A model gets made up on-the-go./PHOTO VIA Olivia Shur

Within two seconds after stepping through the backstage area of 19th Amendment’s fashion show on Saturday, I was surrounded by complete chaos or, shall I say, organized chaos.

Clothes were hung all along the top of dressing screens, waiting for models to slip into them. The entire right side of the room had been taken over by hair and makeup artists, who were hastily beautifying away – and making the entire room smell like hairspray. Designers were running around, making sure all of their outfits were runway-ready. I approached one of the calmer-looking ones, and she not only eagerly showed me her collection, but explained the woes of the fashion industry as well.

“The fashion world can be so crucial sometimes. Either you’re in or you’re out,” said Jesenia Lopez, designer and Lasell college graduate. “It’s just really hard sometimes for emerging designers to get that credit.”

Amanda Curtis, the founder of advocacy-fashion-brand 19th Amendment, is looking to change that.

“The 19th Amendment gave everyone a voice to the democratic process. We give everyone a voice in fashion,” Curtis said.

Last summer, Curtis founded 19th Amendment, an organization that gives new designers a platform to launch their collections. She recognized the need for designers to get a foot in the door of the industry – without breaking the bank. The organization’s first ever “flash fashion shows” (more on that later), took place Saturday on Newbury Street, the Prudential Center and Quincy Market. In order to be a part of 19th Amendment, designers had to submit their work to a “virtual studio” on the organization’s website. Their designs were then featured in the fashion shows at a cost that can’t be beat: completely free.
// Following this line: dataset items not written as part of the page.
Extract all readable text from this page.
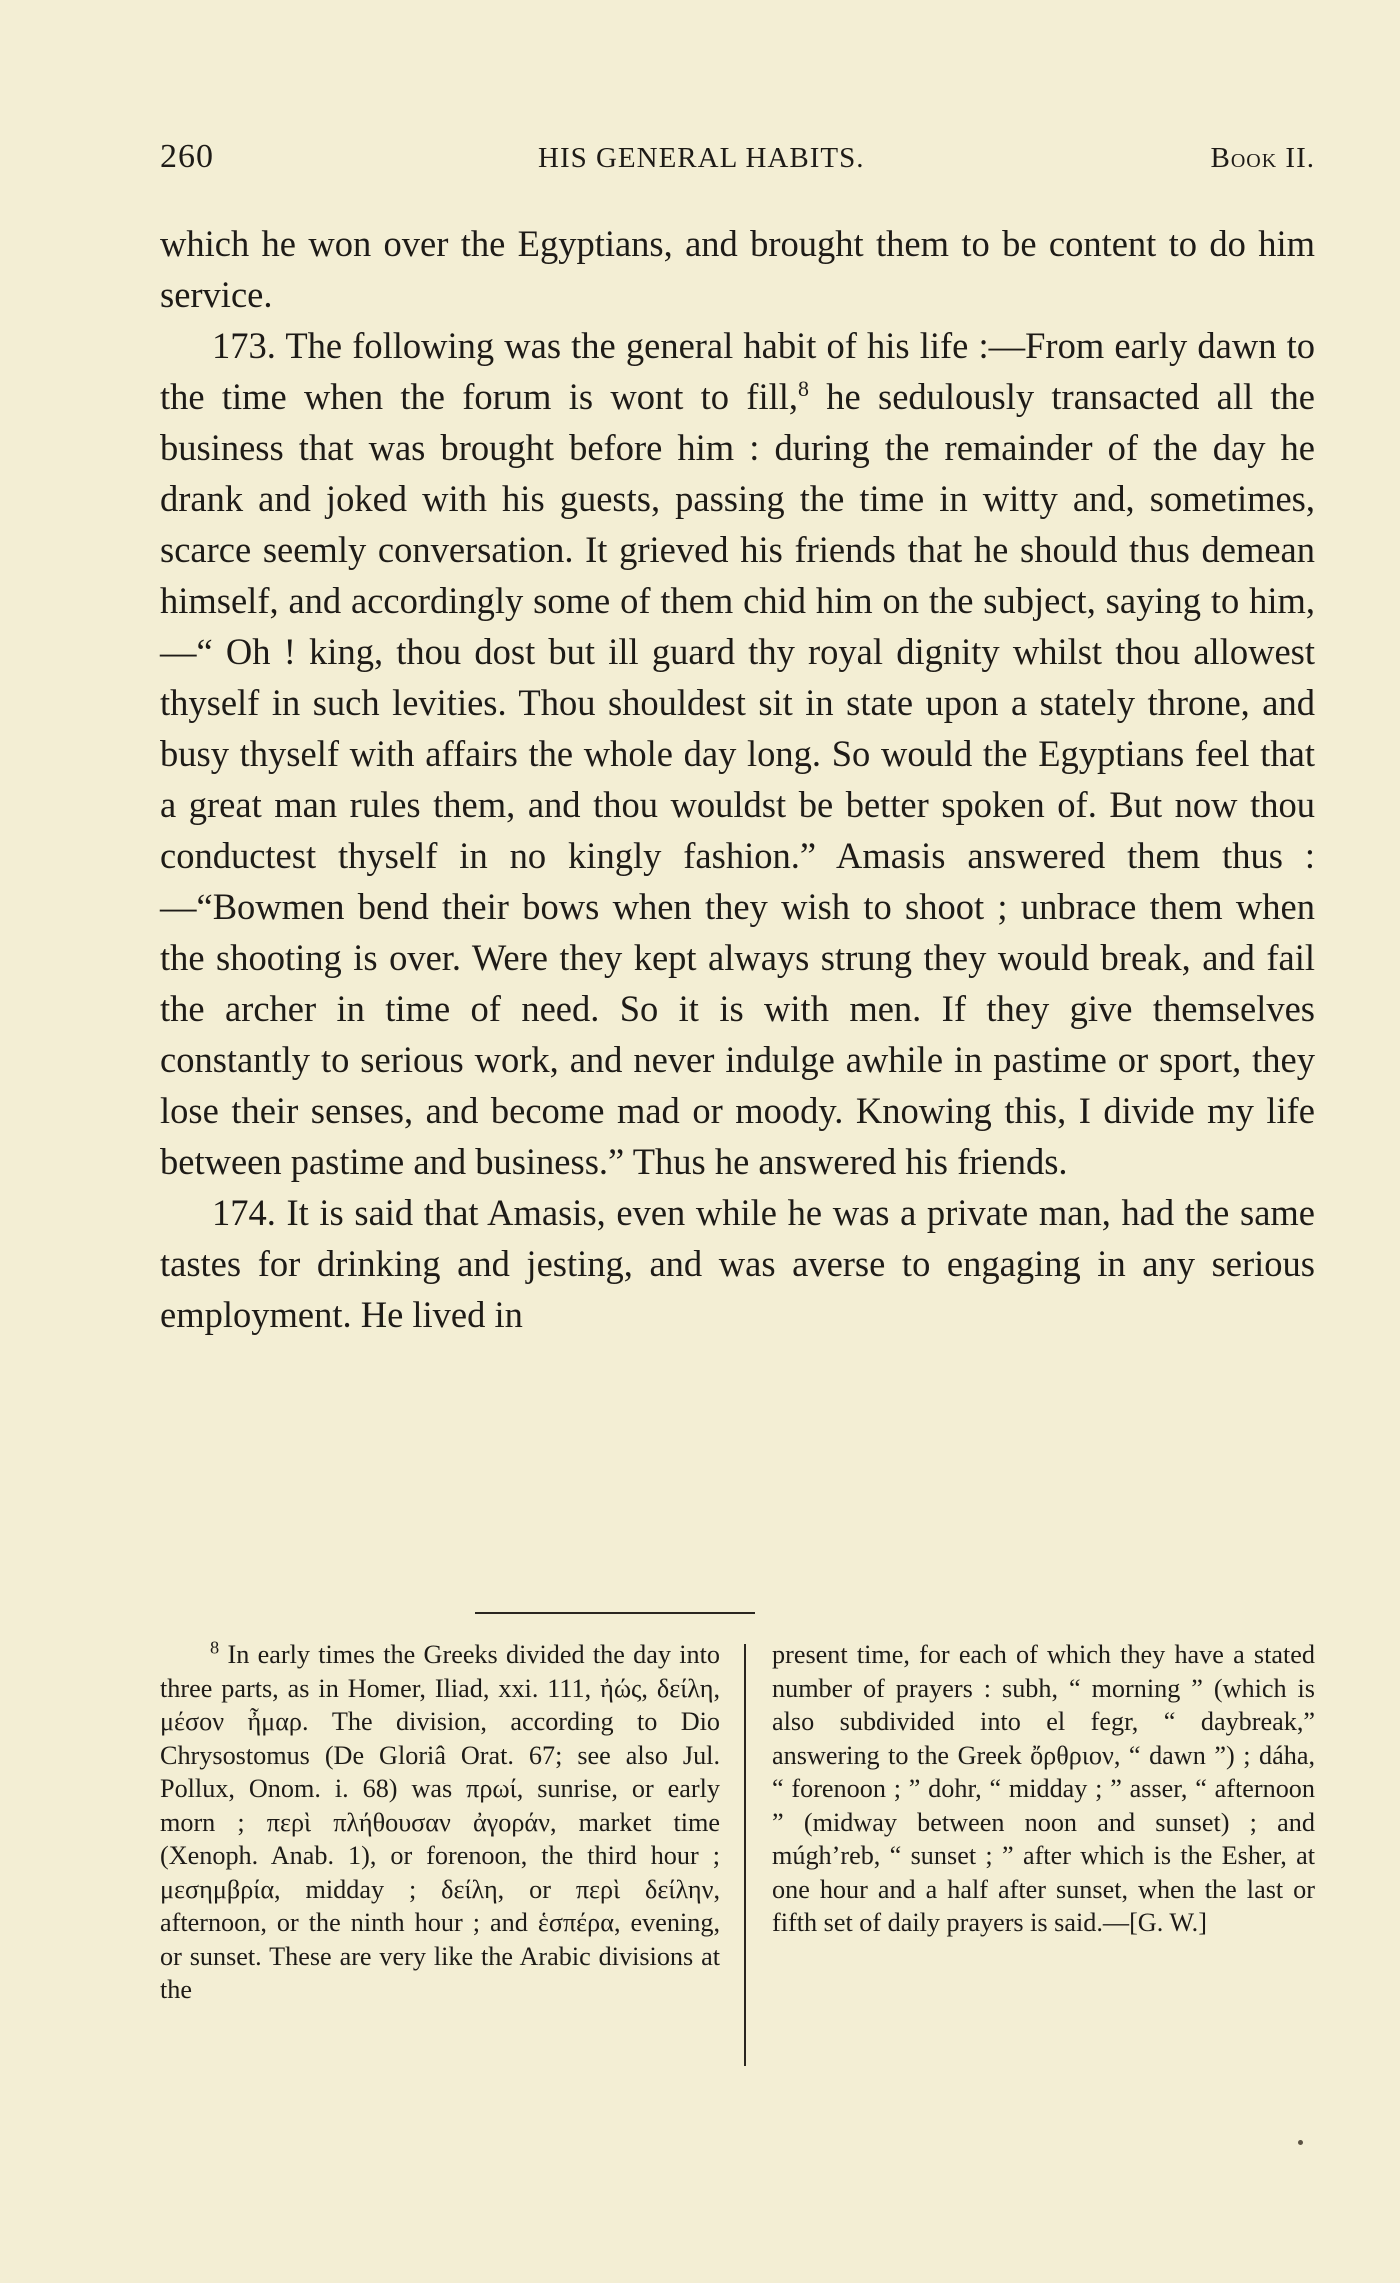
260	HIS GENERAL HABITS.	Book II.

which he won over the Egyptians, and brought them to be content to do him service.

173. The following was the general habit of his life :—From early dawn to the time when the forum is wont to fill,$^8$ he sedulously transacted all the business that was brought before him : during the remainder of the day he drank and joked with his guests, passing the time in witty and, sometimes, scarce seemly conversation. It grieved his friends that he should thus demean himself, and accordingly some of them chid him on the subject, saying to him,—“ Oh ! king, thou dost but ill guard thy royal dignity whilst thou allowest thyself in such levities. Thou shouldest sit in state upon a stately throne, and busy thyself with affairs the whole day long. So would the Egyptians feel that a great man rules them, and thou wouldst be better spoken of. But now thou conductest thyself in no kingly fashion.” Amasis answered them thus :—“Bowmen bend their bows when they wish to shoot ; unbrace them when the shooting is over. Were they kept always strung they would break, and fail the archer in time of need. So it is with men. If they give themselves constantly to serious work, and never indulge awhile in pastime or sport, they lose their senses, and become mad or moody. Knowing this, I divide my life between pastime and business.” Thus he answered his friends.

174. It is said that Amasis, even while he was a private man, had the same tastes for drinking and jesting, and was averse to engaging in any serious employment. He lived in

$^8$ In early times the Greeks divided the day into three parts, as in Homer, Iliad, xxi. 111, ἠώς, δείλη, μέσον ἦμαρ. The division, according to Dio Chrysostomus (De Gloriâ Orat. 67; see also Jul. Pollux, Onom. i. 68) was πρωί, sunrise, or early morn ; περὶ πλήθουσαν ἀγοράν, market time (Xenoph. Anab. 1), or forenoon, the third hour ; μεσημβρία, midday ; δείλη, or περὶ δείλην, afternoon, or the ninth hour ; and ἑσπέρα, evening, or sunset. These are very like the Arabic divisions at the

present time, for each of which they have a stated number of prayers : subh, “ morning ” (which is also subdivided into el fegr, “ daybreak,” answering to the Greek ὄρθριον, “ dawn ”) ; dáha, “ forenoon ; ” dohr, “ midday ; ” asser, “ afternoon ” (midway between noon and sunset) ; and múgh’reb, “ sunset ; ” after which is the Esher, at one hour and a half after sunset, when the last or fifth set of daily prayers is said.—[G. W.]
“Compared to what the registration is at Boston Fashion Week, it’s like, $7,000 just to get into the show,” Curtis said, “And you’re maybe showing in front of 70 people, who are probably there for other reasons besides buying your stuff.”

The chaos continued as the first flash fashion show took place on Newbury Street. A 40-foot catwalk rolled out onto the sidewalk and a DJ set up alongside the buildings line Boston’s fashion avenue. Curious onlookers began to gather around the area, taking photographs and tweeting about what was happening – which was exactly what Curtis intended to happen. By having the shows out in the open, it was free for the designers to participate and for street-goers to watch. The only problem? Curtis chose not to obtain permits for using the public sidewalk; hence, a “flash fashion show”, a quick, runway-style show that lasts no more than 10 minutes. Cue, music, models, photographers and then move on to the next location – before the police come.

Curtis explained why this type of opportunity is great for emerging designers — and why Boston is the place to do it.

“If you’re in New York, you really need the money [to launch your designs]. Here you can do it without the money. This is their opportunity to show their fashion that they may not have gotten otherwise,” Curtis said.

Lopez also concurred with Curtis’ statement.

“This is that little platform, that push, just having someone standing behind you in order to get out there,” Lopez said.

In the future, Curtis has high expectations for 19th Amendment. She plans on expanding to a nationwide level, and to continue helping designers launch their careers. Curtis wants her designers to not only have success on the runway, but also have an income they can live off of through their work.

“We really want it to be a platform for designers to launch themselves into a career, where they’re not just achieving success from a Vogue standpoint, but from a financial standpoint, as well,” Curtis said.

While the chaos completely overwhelmed me, Curtis was not bothered by it in the slightest.

“This is absolutely nuts upstairs,” Curtis said, as her eyes widened with excitement, “But I love it.”